Aspiring high, humanity has always moved towards the sky. Be it for entertainment, transportation, or even dwelling! Since so many constructions worldwide are moving higher and higher, bagging the crown of being the world’s tallest has never been easy. However, Emporis, the world’s leading company for building data, has compiled a list of 100 tallest buildings intended for hotel use. And I will list down the world’s top three tallest hotels that soar with pride to entertain their guests.
3) Burj Al Arab – Dubai, U.A.E
At 321 m (1,053 ft) height, this is undoubtedly Dubai’s most famous landmark. Shaped like an Arabian sailing ship, it stands on an artificial island. The 60 floors accommodate eight restaurants, two-story suites equipped with Jacuzzi in every bathroom and plasma screens, and a reception desk on every floor. One of the restaurants is located 200 m above the Persian Gulf. Estimated at US$ 650 million, Burj Al Arab stands third on the list.
2) Ryugyong Hotel – North Korea
Located in Pyongyang, the capital of North Korea, at 330 m (1,083 ft), it is the tallest building in the country. Comprising of 105 floors, it also bags the honor of being the first complex outside New York and Chicago with more than 100 floors. Ryugyong Hotel is the second tallest hotel in the world.
1) Rose Tower – Dubai, U.A.E
Rising up to 333 m (1,093 ft), the Rose Tower is honored as the world’s tallest hotel used exclusively as a hotel. Standing tall with 72 floors, the building and its inner furnishings have been completed since 2007. However it is not open to public bookings yet, and is expected to be open in December 2009. It is also known that originally, the tower was to be 380 m (1,200 ft) high, but further design modification reduced it to 333 m (1,090 ft).
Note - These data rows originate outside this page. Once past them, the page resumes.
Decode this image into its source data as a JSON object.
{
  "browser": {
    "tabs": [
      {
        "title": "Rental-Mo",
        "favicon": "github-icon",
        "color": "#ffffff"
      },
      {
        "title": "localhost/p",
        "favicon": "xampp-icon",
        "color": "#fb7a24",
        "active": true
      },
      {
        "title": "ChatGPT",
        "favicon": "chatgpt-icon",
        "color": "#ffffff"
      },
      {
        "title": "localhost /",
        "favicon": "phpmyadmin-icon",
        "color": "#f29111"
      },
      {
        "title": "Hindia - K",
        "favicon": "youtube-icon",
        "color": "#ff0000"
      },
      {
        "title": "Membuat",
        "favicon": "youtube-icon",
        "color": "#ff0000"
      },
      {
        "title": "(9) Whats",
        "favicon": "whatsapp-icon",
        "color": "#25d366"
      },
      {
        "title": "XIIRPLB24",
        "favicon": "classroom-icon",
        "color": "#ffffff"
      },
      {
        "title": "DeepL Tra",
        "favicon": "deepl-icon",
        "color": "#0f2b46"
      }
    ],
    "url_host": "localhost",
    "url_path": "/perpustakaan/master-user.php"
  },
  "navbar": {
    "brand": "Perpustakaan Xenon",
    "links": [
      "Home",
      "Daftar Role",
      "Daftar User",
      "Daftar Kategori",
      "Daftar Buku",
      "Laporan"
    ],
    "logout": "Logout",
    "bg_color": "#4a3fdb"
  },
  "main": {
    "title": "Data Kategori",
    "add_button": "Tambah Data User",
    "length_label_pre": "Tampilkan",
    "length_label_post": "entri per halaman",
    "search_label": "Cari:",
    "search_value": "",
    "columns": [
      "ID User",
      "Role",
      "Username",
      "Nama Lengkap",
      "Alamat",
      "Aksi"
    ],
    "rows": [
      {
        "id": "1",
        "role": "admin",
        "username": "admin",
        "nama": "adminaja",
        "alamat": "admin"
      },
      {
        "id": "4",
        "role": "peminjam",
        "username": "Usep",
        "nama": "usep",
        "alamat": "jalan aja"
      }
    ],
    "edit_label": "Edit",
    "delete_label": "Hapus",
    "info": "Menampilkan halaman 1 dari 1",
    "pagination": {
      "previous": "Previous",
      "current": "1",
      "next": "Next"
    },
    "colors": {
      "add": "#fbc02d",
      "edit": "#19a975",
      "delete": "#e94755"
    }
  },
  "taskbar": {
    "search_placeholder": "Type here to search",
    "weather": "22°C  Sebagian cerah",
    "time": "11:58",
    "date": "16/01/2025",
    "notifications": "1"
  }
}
For the rest of the list, read here.
It is based on data standards outlined by the Emporis Standards Committee (ESC). This listing is verified and updated continuously and includes high-rise buildings topped out, including those still under construction or on hold and whose occupiable height is devoted at least 90% to hotel uses. The ranking is based entirely on the buildings’ structural height. TV towers, masts, and other building types are not included. This is the most recent and factual list of the world’s tallest hotels.